Bakan Bilgin, "İşçilerimize sorulan sorularda da şu ön plana çıkıyor, bilhassa küçük işletmelerdeki emekçilerin üzerinde durduğu husus, biz asgari ücretin, gelirimizin artmasını istiyoruz ama işimizin de devam etmesini istiyoruz. Bu vurgunun özellikle küçük işletmelerde öne çıktığını belirtmek isterim" dedi.
Asgari ücretle ilgili çalışmaların teknik konuların görüşülmesiyle devam edeceğini söyleyen Bilgin, 2022'de uygulanacak asgari ücretin belirlenmesinin dört toplantıyla tamamlanacağını düşündüklerini kaydetti.
Bilgin, "Kısa sürede bu meselenin çözüme kavuşturulacağını, Türkiye'nin toplumsal barışına katkı yapan, aynı zamanda iş verimliliğini artıran işe uyumu, işe dair yabancılaşma karşıtı bir bütünleşmeye entegrasyonu dile getiren çalışanlar açısından özellikle bir rakamda buluşacağımızı düşünüyorum" ifadesini kullandı.

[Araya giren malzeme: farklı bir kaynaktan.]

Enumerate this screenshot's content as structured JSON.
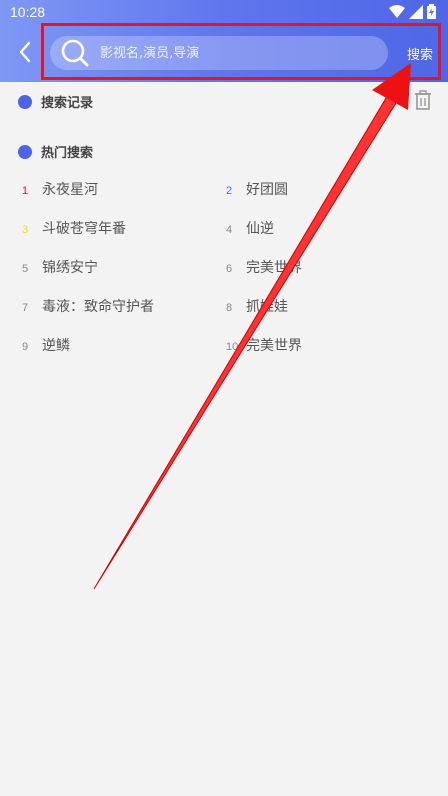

Toplantıya işçi ve işveren heyet başkanlarının açılış konuşmalarının ardından basına kapalı olarak devam edildi. Toplantıda, Asgari Ücret Tespit Komisyonu'nun ikinci toplantısını 7 Aralık'ta Türk-İş'te, üçüncü toplantısını 9 Aralık'ta TİSK'te yapması kararlaştırıldı.
Toplantıya işçileri temsilen Türk-İş Genel Eğitim Sekreteri Nazmi Irgat ve işverenleri temsilen TİSK Genel Sekreteri Akansel Koç katıldı.